Dear Editor,
Please accept this as the authors’ response to the Comment on our recently published paper, “Vaccine Procurement: The Changes Needed to Close Access Gaps and Achieve Health Equity in Routine and Pandemic Settings”,Reference Harmon, Graham and Kholina 1 which interaction we strongly welcome.
We agree with the Commentator that in-depth case studies of particular jurisdictions, and of particular vaccine procurement transactions, would be informative, as they would generate much more granular evidence demonstrating the inequity of the “system” than currently exists, and therefore on the need for procurement reform. As the article we wrote was part of a larger project focused on public health governance more broadly, such additional case studies were beyond the scope of work. Having said that, critiques of specific approaches to vaccine and drug procurement and pricing abound, 2 and some additional sources are referred to in the paper.
We also appreciate the political difficulty of better aligning practices and regulatory approaches across jurisdictions, and we acknowledge that greater fairness and transparency through improved legal or regulatory harmonization is only one component of the program needed to achieve the shift necessary to make access to vaccines (and medicines) more equitable. Many of the ways by which vaccine inequity is preserved and advanced — to the financial boon of private actors — are embedded in the system that is in large part captured by interests and designed to preserve inequalities. To effectively combat those standards, processes, and machinations, multiple courses of action are required — increased transparency and more harmonization practices through legal reform is just one course.

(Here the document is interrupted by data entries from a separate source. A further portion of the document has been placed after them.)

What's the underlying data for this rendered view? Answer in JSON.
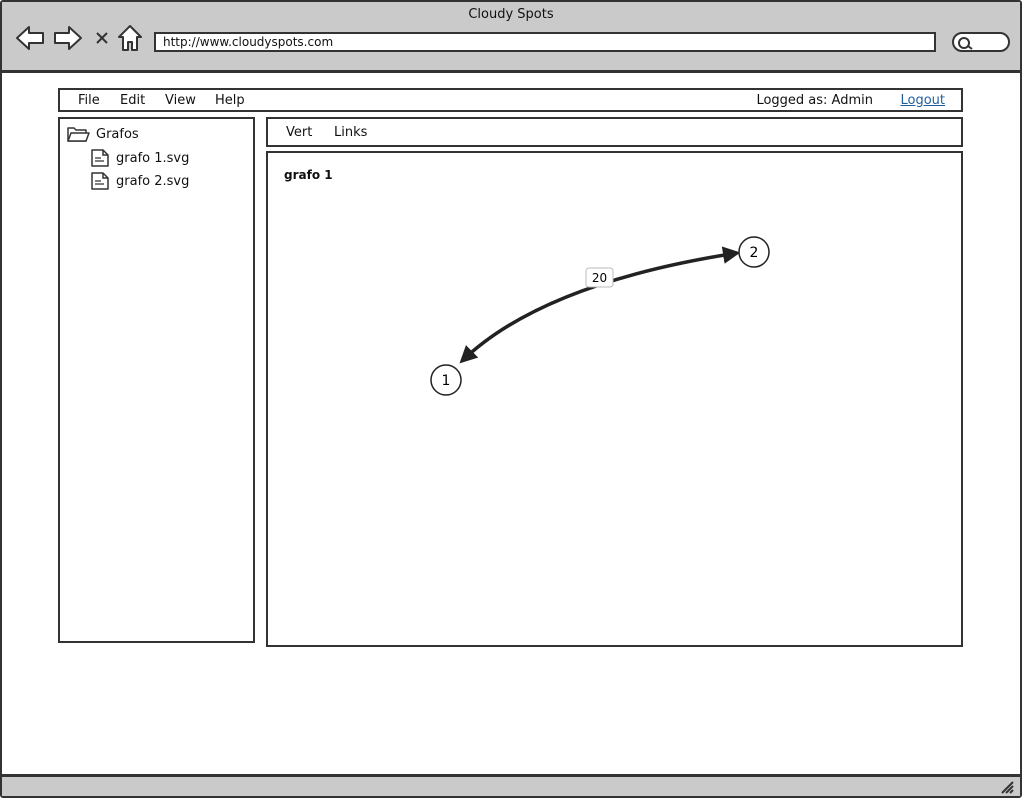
{
  "window": {
    "title": "Cloudy Spots"
  },
  "browser": {
    "url": "http://www.cloudyspots.com"
  },
  "menu": {
    "items": [
      "File",
      "Edit",
      "View",
      "Help"
    ],
    "logged_as": "Logged as: Admin",
    "logout": "Logout"
  },
  "tree": {
    "root": "Grafos",
    "files": [
      "grafo 1.svg",
      "grafo 2.svg"
    ]
  },
  "tabs": [
    "Vert",
    "Links"
  ],
  "graph": {
    "title": "grafo 1",
    "nodes": [
      {
        "label": "1"
      },
      {
        "label": "2"
      }
    ],
    "edge": {
      "from": "2",
      "to": "1",
      "weight": "20",
      "bidirectional": true
    }
  }
}
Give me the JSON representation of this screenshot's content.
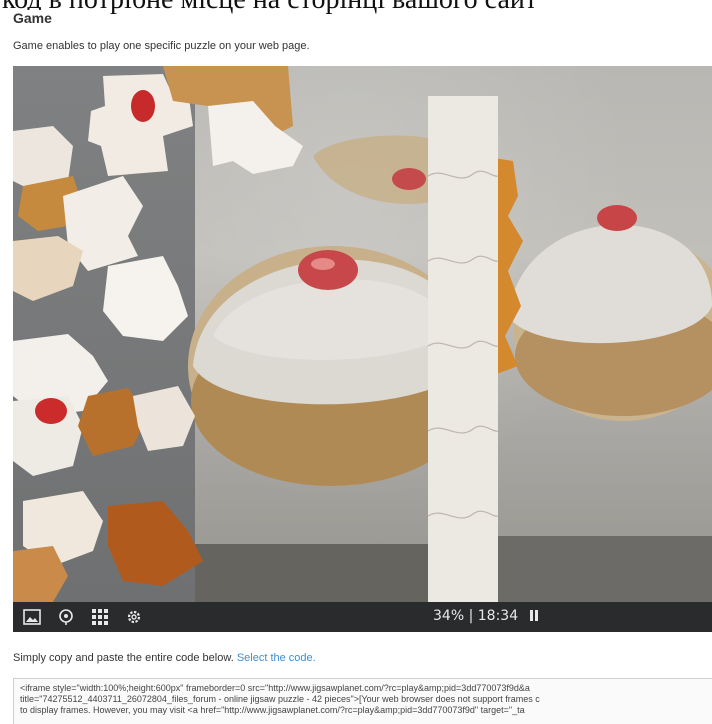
{
  "heading_fragment": "код в потрібне місце на сторінці вашого сайт",
  "section": {
    "title": "Game",
    "description": "Game enables to play one specific puzzle on your web page."
  },
  "game": {
    "progress_percent": 34,
    "progress_text": "34%",
    "separator": "|",
    "timer": "18:34",
    "toolbar_icons": [
      "image-preview-icon",
      "ghost-image-icon",
      "pieces-grid-icon",
      "settings-gear-icon"
    ]
  },
  "copy_instruction": {
    "text": "Simply copy and paste the entire code below.",
    "link": "Select the code."
  },
  "embed_code": "<iframe style=\"width:100%;height:600px\" frameborder=0 src=\"http://www.jigsawplanet.com/?rc=play&amp;pid=3dd770073f9d&a\ntitle=\"74275512_4403711_26072804_files_forum - online jigsaw puzzle - 42 pieces\">[Your web browser does not support frames c\nto display frames. However, you may visit <a href=\"http://www.jigsawplanet.com/?rc=play&amp;pid=3dd770073f9d\" target=\"_ta",
  "colors": {
    "toolbar_bg": "#2a2b2c",
    "link": "#3b8fd4",
    "board_bg": "#7a7c7d"
  }
}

Obviously, the political vision and the perseverance needed to pursue the course mapped out in our paper, together with other potential reforms, will only be realized if the “revolution of values” called for is taken seriously. Fundamental realignment of the legal and social order is the necessary starting point of many/most interventions if they are to be effective or to serve as anything more than band-aids, or placebos. This undeniably requires leadership that is courageous enough and persistent enough to resist the pressure of powerful profit-seeking actors, the inertia of regulatory cultures, and the evolving characteristics of the ‘late capitalist’ era, being globalized, financialized economies and cultures in which all things are commodified, channeled through social media, and consumed.Reference Crary 3
Given the above, while reform could focus on financial mechanisms, such has proved only marginally ameliorative in other settings (e.g., most notably housingReference Byrne and Norris 4), and it fails entirely to address the deeper problems created by the casting of public goods as for-profit commodities. Policymakers need to resist finding new and more ways to shift public money to private actors in a (futile) effort to overcome those actors’ acutely self-interested behavior, or to download costs to already beleaguered end-users. The systemic inequalities that the commentor alludes to are inequalities created by, and built into, the economic/financialized capitalist system which pulled vaccines from the public sphere to the private/commodified sphere in the first place.
While true reform is, as stated by the Commentor, “theoretically interesting” though politically challenging and practically contested — deeply and stoutly contested — that does not negate the pressing need for profound change. Actors with the power to actually realize that change are the ones who need to transform such ideas from theory to reality. For our part, we engage with those actors as opportunities arise.